Lundi 18 juillet. Les travaux dans l’avenue ont repris après une longue pause due au week-end du 14 juillet. C’est reparti fanfare et dans les coins de rue, les passants ne sont plus à la fête. 
Je tente de lire dans le brouillard sonore ce que je peux en tirer comme notes neutres. À force sort une ligne de basse sur laquelle je me pose. 

Lundi 18 juillet. 
Toujours Sexton
et ce matin elle me dit ça :
« Je me suis cachée dans le placard comme on se cache dans un arbre »

À demain, chère application.
  • 18.7.22

Bref

L’orage viendra
semble dire 
dans un dernier souffle 
la mouche grillée sur le balcon

(Bref, j’ai envie d’une bière)
  • 17.7.22

Chère application - 17 juillet

Chère application,

Dimanche 17 juillet. Mes yeux roulent sur eux-mêmes, se regardent dans le blanc. Trop de lumière encore ce matin, avec un peu d’ail dans l’air. Comme si quelqu’un par ici sur un des balcons qui me dominent manger une soupe avec un morceau de pain gratté d’ail à tremper dedans. Ce n’est que dans mon nez, il roule sur lui-même. J’ai l’imagination olfactive. Trop de lumière. 

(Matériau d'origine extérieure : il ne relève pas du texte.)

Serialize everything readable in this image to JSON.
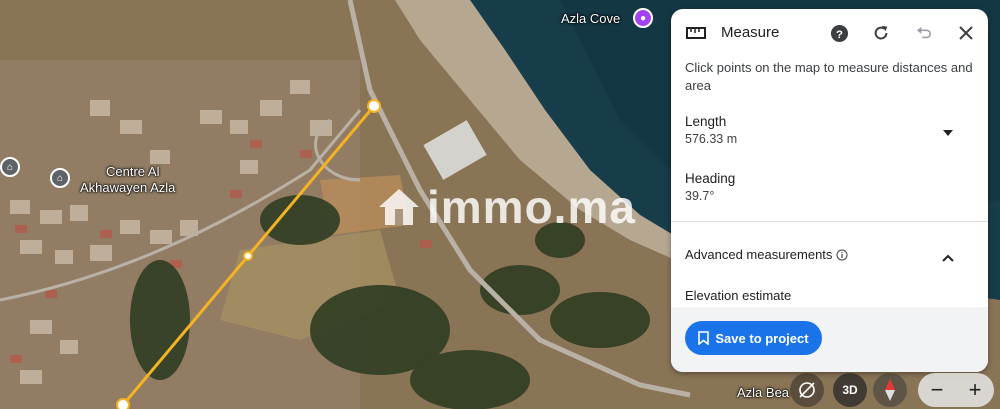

Dimanche 17 juillet. Et de cet ail reconnaître mon odeur que je tiens de mon père. Un espagnol, ça sent toujours un peu la soupe, l’été. Avec un relent d’ail dans la bouche après un déjeuner bien arrosé et épicé. Mon père et son pan con tomate que l’on sert désormais dans les bars à tapas, un peu partout dans le monde. Mon père et son arrière-goût d’ail et de vin. Je n’ai jamais aimé l’ail. Je roule sur moi-même. Trop de lumière. 

Dimanche 17 juillet. 
Une petite musique 
sort d’une fenêtre. 
Trois notes qui se répètent
jouées sur un piano d’enfant. 
C’est de là que vient l’ail. 

À demain, chère application.
  • 17.7.22

Chère application - 16 juillet

Chère application,

Samedi 16 juillet. Il y a une bosse sur le dos du jour. Je le vois claudiquant dans la rue, courbé sur ses pieds. Il marche et il va marcher. Je peux en être sûr. Il a le soleil pour lui. La bosse n’est qu’une ombre, une ombre venue des murs. Une illusion d’optique. Une création de mon esprit. Le jour marche avec une ombre sur le dos. Elle se dissipera, chemin faisant. 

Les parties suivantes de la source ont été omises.